Create a server certificate
To be able to create an HTTPS connection between a web server and a client, the web server requires a server certificate. A certificate is a digital file that contains information about the identity of the web server. It also contains the encryption technique to use when establishing a secure channel between the web server and the client. A certificate must be created by the owner of the website and digitally signed. There are three types of certificates, CA-signed, domain, and self-signed, which are explained below.

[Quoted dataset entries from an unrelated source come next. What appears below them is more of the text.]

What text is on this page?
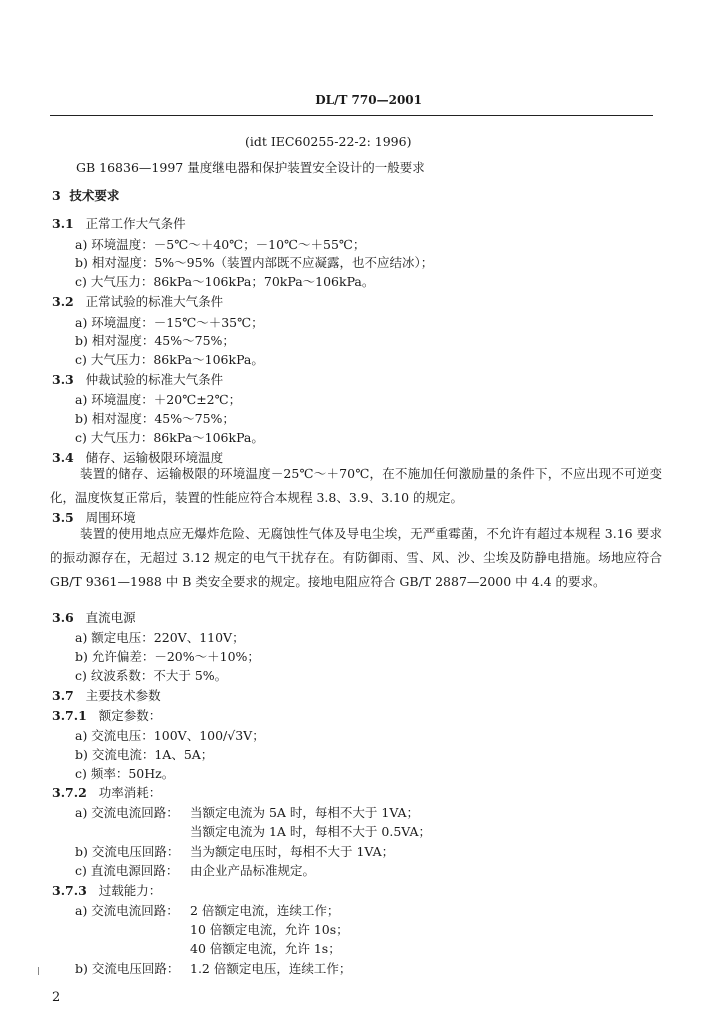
DL/T 770—2001
(idt IEC60255-22-2: 1996)
GB 16836—1997 量度继电器和保护装置安全设计的一般要求
3 技术要求
3.1 正常工作大气条件
a) 环境温度：－5℃～＋40℃；－10℃～＋55℃；
b) 相对湿度：5%～95%（装置内部既不应凝露，也不应结冰）；
c) 大气压力：86kPa～106kPa；70kPa～106kPa。
3.2 正常试验的标准大气条件
a) 环境温度：－15℃～＋35℃；
b) 相对湿度：45%～75%；
c) 大气压力：86kPa～106kPa。
3.3 仲裁试验的标准大气条件
a) 环境温度：＋20℃±2℃；
b) 相对湿度：45%～75%；
c) 大气压力：86kPa～106kPa。
3.4 储存、运输极限环境温度
装置的储存、运输极限的环境温度－25℃～＋70℃，在不施加任何激励量的条件下，不应出现不可逆变化，温度恢复正常后，装置的性能应符合本规程 3.8、3.9、3.10 的规定。
3.5 周围环境
装置的使用地点应无爆炸危险、无腐蚀性气体及导电尘埃，无严重霉菌，不允许有超过本规程 3.16 要求的振动源存在，无超过 3.12 规定的电气干扰存在。有防御雨、雪、风、沙、尘埃及防静电措施。场地应符合 GB/T 9361—1988 中 B 类安全要求的规定。接地电阻应符合 GB/T 2887—2000 中 4.4 的要求。
3.6 直流电源
a) 额定电压：220V、110V；
b) 允许偏差：－20%～＋10%；
c) 纹波系数：不大于 5%。
3.7 主要技术参数
3.7.1 额定参数：
a) 交流电压：100V、100/√3V；
b) 交流电流：1A、5A；
c) 频率：50Hz。
3.7.2 功率消耗：
a) 交流电流回路： 当额定电流为 5A 时，每相不大于 1VA；
当额定电流为 1A 时，每相不大于 0.5VA；
b) 交流电压回路： 当为额定电压时，每相不大于 1VA；
c) 直流电源回路： 由企业产品标准规定。
3.7.3 过载能力：
a) 交流电流回路： 2 倍额定电流，连续工作；
10 倍额定电流，允许 10s；
40 倍额定电流，允许 1s；
b) 交流电压回路： 1.2 倍额定电压，连续工作；
2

Certificate authority (CA) signed certificates should be used for production systems, particularly if your deployment of ArcGIS Server is going to be accessed from users outside your organization. For example, if your server is not behind your firewall and accessible over the Internet, using a CA-signed certificate assures clients from outside your organization that the identity of the website has been verified.
In addition to being signed by the owner of the website, a certificate may be signed by an independent CA. A CA is usually a trusted third party that can attest to the authenticity of a website. If a website is trustworthy, the CA adds its own digital signature to that website's self-signed certificate. This assures web clients that the website's identity has been verified.
When using a certificate issued by a well-known CA, secure communication between the server and the web client occurs automatically with no special action required by the user. There is no warning message displayed in the web browser, since the website has been verified by the CA.
If your server is located behind your firewall and using a CA-signed certificate is not possible, using a domain certificate is an acceptable solution. A domain certificate is an internal certificate signed by your organization's certificate authority. Using a domain certificate helps you reduce the cost of issuing certificates and eases certificate deployment, since certificates can be generated quickly within your organization for trusted internal use.
Users within your domain will not experience any of the unexpected behavior or warning messages normally associated with a self-signed certificate, since the website has been verified by the domain certificate. However, domain certificates are not validated by an external CA, which means users visiting your site from outside your domain will not be able verify that your certificate really represents the party it claims to represent. External users will see browser warnings about the site being untrusted which may lead them to think that they are actually communicating with a malicious party and be turned away from your site.
A certificate signed only by the owner of the website is called a self-signed certificate. Self-signed certificates are commonly used on websites that are only available to users on the organization's internal (LAN) network. Since there is no need to verify the identity of the website, using a self-signed certificate ensures secure network communication within the organization.
Creating a self-signed certificate should not be considered as a valid option for a production environment as it will lead to unexpected results and a poor experience for all users of the site.
Any web client, such as a web browser, connecting to a website using a self-signed certificate will display a warning that the site could not be verified as a trusted website. For information on how to suppress warnings from self-signed certificates, see Suppressing warnings from self-signed certificates.